What about the language of the jumper: the stitching, patterning and colour? What’s its register and tone? What about those Aran knots? That intricate Fair Isle patterning? That plain black chunky yarn knitted up using only garter stitch? Does it make your year to see 2-ply merino worked in moss stitch into an experimental form? Or do you just want a reliable Miss Marple twinset or an easy going goes with everything M&S romantic comedy? Is garter stitch a doddle, moss stitch unnecessary too-try-hard faff, rib the only way to go?

What about the genre, commercial or not, mode of production and marketing? Is this the first jumper someone at home has ever knitted? Or has it been crafted by an artisan on a far off Scottish isle? Is it conforming to mass demand, machine knitted and mass produced? Is the yarn pure wool or mixed with unnatural fibre? What about the needles? Are there other jumpers out there like this one? How does it compare? Has the knitter knitted other jumpers? How does this one compare? Do you want to knit just like them or is it just the way they use colour that you love? Is this just the sort of jumper you wear or would it look out of place in your collection?

Overall, does it feel like this jumper has a premise, an argument to state? Does it have to have one? Why do you think that? Is it successful? Can you learn from it? Adapt it? Argue it from another angle?

Could this analogy make it easier to unpick a writer’s yarns and learn from them? Or does it just make it trickier to put a jumper on?

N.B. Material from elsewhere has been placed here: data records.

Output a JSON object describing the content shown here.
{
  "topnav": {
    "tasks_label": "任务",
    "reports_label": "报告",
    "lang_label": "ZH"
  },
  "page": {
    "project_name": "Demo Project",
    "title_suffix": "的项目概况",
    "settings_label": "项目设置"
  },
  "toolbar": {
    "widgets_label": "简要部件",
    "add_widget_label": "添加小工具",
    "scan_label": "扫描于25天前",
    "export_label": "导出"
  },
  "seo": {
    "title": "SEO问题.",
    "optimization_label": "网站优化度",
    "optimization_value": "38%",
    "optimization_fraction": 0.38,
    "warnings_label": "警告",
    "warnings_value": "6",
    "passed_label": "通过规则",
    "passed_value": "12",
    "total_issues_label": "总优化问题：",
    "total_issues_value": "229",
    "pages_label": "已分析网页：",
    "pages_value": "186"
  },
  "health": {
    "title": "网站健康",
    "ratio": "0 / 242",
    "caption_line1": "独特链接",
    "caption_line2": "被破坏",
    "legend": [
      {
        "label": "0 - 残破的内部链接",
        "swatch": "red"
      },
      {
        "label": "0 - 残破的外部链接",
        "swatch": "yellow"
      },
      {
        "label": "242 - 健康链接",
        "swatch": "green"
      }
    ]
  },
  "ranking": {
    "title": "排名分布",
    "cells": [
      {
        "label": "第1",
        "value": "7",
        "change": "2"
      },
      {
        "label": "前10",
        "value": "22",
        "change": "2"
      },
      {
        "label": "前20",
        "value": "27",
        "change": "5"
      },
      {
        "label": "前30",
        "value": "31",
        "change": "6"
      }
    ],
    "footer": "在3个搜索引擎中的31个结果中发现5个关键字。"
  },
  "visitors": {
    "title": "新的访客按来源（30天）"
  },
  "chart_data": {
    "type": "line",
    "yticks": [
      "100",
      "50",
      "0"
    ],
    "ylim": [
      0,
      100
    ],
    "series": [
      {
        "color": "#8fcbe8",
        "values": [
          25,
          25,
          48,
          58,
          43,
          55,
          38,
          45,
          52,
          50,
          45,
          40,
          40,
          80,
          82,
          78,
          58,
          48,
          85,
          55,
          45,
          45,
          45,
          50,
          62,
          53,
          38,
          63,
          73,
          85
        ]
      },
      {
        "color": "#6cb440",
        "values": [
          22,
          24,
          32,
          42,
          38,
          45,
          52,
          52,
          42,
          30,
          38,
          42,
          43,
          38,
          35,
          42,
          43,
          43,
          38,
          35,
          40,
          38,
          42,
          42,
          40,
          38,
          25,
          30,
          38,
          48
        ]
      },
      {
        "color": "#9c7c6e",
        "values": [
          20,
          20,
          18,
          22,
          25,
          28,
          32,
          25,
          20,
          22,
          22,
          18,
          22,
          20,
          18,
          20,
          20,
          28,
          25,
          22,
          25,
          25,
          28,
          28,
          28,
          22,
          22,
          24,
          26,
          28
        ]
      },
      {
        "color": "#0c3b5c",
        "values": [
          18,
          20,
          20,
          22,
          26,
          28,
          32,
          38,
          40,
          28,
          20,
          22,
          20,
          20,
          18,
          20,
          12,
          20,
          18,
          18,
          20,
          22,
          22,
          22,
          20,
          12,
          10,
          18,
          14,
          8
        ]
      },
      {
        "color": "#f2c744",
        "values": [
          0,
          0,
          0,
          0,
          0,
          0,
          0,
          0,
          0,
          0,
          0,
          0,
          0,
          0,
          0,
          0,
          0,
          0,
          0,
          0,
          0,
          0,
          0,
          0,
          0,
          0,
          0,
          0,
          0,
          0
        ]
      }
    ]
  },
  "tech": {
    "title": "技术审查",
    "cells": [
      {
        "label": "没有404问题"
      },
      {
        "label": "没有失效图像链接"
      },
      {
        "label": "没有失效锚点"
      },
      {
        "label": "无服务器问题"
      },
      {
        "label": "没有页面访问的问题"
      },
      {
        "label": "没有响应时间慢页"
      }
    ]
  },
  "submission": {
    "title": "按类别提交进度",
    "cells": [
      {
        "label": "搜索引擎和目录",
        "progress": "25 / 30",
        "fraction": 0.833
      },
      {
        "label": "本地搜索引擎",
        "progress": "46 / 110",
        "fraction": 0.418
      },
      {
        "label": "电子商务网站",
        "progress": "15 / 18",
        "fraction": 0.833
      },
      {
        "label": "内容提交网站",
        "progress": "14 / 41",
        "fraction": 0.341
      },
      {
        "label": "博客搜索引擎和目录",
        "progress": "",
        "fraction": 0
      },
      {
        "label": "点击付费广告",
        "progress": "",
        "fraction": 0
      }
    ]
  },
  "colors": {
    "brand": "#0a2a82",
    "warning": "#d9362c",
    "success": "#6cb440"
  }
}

BTW: As well as completing my novel, I’d like to poke my finger in the eye of the boring blokes (it’s always a bloke) who lament the proliferation of creative writing courses and the pursuit of them by bored housewives. What’s education for? Did he miss the feminist movement? I’m not bored!


1 Comment (+add yours?)

  1. Guy de Ferrer
    Mar 15, 2013 @ 10:22:30

    But beware the tangled ball of wool some charlatan claims is a deconstructed novel.